2. The suit was resisted by the defendants, who contended inter alia that the order of the District Deputy Collector was not ultra vires. The contention raised by the defendants was upheld and the plaintiff's suit was dismissed with costs. In appeal to the District Court, the order of the trial Court was confirmed.

3. In this appeal, Mr. Choksi on behalf of the plaintiff contends that the order passed by the District Deputy Collector was ultra vires on two grounds : (1) that two appeals are not competent against an order under Section 25 of the Bombay Tenancy and Agricultural Lands Act and (2) that in any event the order passed by the Mamlatdar on, February 6, 1952, was by Section 73(2) of the Bombay Tenancy and Agricultural Lands Act not made appealable. In my view, there is no substance in either of the two contentions raised by Mr. Choksi.

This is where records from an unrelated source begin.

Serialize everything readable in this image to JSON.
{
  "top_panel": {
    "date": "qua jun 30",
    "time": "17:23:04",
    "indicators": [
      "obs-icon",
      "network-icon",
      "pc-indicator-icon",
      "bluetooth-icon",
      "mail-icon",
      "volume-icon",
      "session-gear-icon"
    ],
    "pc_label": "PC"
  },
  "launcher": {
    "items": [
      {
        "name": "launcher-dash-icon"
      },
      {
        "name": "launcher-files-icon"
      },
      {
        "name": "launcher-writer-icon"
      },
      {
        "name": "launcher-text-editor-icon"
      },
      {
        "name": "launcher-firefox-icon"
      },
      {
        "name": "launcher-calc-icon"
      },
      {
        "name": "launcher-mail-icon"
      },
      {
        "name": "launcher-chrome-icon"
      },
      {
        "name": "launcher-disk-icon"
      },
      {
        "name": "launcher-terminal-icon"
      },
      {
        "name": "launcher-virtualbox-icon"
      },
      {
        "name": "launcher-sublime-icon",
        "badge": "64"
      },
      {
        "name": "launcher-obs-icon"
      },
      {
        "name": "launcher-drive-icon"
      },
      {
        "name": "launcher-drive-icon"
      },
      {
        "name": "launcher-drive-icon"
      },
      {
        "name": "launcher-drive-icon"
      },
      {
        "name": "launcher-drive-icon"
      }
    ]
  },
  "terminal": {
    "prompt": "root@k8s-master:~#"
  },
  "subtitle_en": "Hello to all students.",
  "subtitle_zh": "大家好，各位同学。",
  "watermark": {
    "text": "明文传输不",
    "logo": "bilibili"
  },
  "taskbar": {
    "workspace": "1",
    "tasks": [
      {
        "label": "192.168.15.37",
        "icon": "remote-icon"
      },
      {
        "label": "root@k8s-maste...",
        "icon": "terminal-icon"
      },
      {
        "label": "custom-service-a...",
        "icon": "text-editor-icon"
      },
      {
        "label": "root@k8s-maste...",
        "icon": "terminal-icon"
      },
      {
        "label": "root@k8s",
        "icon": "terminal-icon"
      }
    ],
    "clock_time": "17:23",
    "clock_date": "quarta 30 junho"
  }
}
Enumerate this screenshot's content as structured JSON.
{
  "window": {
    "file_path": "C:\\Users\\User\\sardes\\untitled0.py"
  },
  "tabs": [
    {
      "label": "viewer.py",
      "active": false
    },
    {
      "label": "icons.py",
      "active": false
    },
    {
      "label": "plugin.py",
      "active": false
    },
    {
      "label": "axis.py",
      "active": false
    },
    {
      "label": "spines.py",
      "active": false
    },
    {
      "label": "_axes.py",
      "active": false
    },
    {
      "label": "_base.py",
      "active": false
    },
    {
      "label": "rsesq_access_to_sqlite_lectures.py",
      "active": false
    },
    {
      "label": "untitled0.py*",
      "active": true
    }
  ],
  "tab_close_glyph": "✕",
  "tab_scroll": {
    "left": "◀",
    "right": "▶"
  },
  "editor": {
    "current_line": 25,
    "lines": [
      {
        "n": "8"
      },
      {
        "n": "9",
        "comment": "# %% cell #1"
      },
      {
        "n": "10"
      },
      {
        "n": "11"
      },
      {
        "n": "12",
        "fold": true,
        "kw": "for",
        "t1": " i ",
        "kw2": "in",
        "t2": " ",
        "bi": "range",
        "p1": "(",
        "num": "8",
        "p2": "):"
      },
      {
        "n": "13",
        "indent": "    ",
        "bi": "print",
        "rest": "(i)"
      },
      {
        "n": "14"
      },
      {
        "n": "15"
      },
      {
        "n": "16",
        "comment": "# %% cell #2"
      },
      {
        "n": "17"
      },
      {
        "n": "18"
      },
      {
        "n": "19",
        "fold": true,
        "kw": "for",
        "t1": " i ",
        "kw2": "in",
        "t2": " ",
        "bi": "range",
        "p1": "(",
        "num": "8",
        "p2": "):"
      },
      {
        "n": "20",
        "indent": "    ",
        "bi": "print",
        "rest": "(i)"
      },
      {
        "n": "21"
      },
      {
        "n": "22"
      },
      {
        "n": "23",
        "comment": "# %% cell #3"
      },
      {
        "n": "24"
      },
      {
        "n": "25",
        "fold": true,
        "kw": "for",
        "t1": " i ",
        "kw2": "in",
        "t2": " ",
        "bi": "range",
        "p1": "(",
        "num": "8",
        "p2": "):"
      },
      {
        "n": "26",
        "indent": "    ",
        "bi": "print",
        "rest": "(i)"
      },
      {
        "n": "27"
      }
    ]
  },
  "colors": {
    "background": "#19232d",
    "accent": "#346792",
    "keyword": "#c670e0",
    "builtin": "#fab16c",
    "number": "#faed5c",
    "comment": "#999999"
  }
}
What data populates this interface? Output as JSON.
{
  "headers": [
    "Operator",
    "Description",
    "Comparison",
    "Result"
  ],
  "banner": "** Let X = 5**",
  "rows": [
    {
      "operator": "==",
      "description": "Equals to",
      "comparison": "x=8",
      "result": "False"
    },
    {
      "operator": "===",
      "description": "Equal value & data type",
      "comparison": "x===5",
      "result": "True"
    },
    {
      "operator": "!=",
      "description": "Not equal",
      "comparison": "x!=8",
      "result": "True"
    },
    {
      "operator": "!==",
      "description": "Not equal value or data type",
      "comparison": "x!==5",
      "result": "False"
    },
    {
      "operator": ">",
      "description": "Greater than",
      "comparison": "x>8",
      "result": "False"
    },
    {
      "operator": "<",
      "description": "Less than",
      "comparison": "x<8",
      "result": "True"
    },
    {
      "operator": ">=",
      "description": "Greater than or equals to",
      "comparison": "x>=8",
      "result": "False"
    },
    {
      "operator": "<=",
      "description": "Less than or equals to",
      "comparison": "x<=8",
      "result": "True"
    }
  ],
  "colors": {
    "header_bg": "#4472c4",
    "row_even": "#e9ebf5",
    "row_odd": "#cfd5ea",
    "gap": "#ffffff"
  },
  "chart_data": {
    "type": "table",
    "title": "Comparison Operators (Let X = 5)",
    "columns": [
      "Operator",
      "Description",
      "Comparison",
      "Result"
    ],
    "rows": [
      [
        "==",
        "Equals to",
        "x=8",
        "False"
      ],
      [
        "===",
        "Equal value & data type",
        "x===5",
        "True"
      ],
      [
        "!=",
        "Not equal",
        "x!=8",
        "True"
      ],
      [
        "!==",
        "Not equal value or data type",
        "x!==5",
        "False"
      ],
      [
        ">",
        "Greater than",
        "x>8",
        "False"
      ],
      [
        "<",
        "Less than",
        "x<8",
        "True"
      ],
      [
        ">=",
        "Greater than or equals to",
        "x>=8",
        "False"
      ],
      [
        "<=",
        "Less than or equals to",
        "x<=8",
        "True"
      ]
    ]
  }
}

Section 25 of the Bombay Tenancy and Agricultural Lands Act, so far as material, provides:

Where any tenancy of any land held by any tenant is terminated for non-payment of rent and the landlord flies any proceeding to eject the tenant, the Mamlatdar shall call upon the tenant to tender to the landlord the rent in arrears together with the cost of the proceeding, within fifteen days from the date of order, and if the tenant complies with such order, the Mamlatdar shall, in lieu of making an order for ejectment, pass an order directing that the tenancy had not been terminated and thereupon the tenant shall hold the land as if the tenancy had not been terminated:

Section 25, contemplates two orders : (1) a preliminary order on an application for ejectment of the tenant calling upon the tenant to tender the amount of arrears of rent within 15 days of the order and (2) a final order either terminating or not terminating the tenancy. If the tenant complies with the preliminary order, the statute prescribes that the Mamlatdar shall pass an order that the tenancy has not been terminated. If the tenant does not comply with the order it is implicit in Section 25 that the Mamlatdar may pass an order terminating the tenancy. The order passed by the Mamlatdar on December 5, 1951, was a preliminary order calling upon the tenant to make payment of the arrears of rent within 15 days. Before the expiry of those 15 days, the defendants preferred an appeal to the District Deputy Collector and obtained a stay order. The District Deputy Collector passed a final Order on February 2, 1952, confirming the order of the Mamlatdar. The order passed by the Mamlatdar could evidently be enforced after the expiry of 15 days given to the tenant and only if the arrears of rent were not paid within the period allowed. But the Mamlatdar, before the expiry of 15 days and before the order of the District Deputy Collector was communicated to the defendants, passed an ejectment order against the defendants and that order was held by the District Deputy Collector as irregular in appeal.

4. Section 74 of the Bombay Tenancy and Agricultural Lands Act provides that:

An appeal against the orders of the Mamlatdar and Tribunal may be filed to the Collector in the following cases:

(a) ...

(b) ...

(l) an order under Section 25,

5. In my judgment, an appeal lies to the District Deputy Collector against orders preliminary as well as final. The order dated February 6, 1952, passed by the Mamlatdar, before the expiry of the period of fifteen days from the date of the order passed by the District Deputy Collector was an irregular order and was liable to be set aside in appeal. The order of the District Deputy Collector was in my view passed in exercise of jurisdiction expressly conferred upon that officer. Sub-section (2) of Section 73 does not confer jurisdiction to pass a substantive order : it only prescribes the procedure for executing orders made under powers conferred by other provisions of the Act. The order passed by the Mamlatdar dated February 6, 1952, was passed in exercise of jurisdiction under Section 25 of the Act and was, therefore, appealable.

6. The Courts below, in my judgment, were right in holding that the order passed by the District Deputy Collector was not ultra vires. The appeal, therefore, fails and is dismissed with costs. Record to be returned immediately.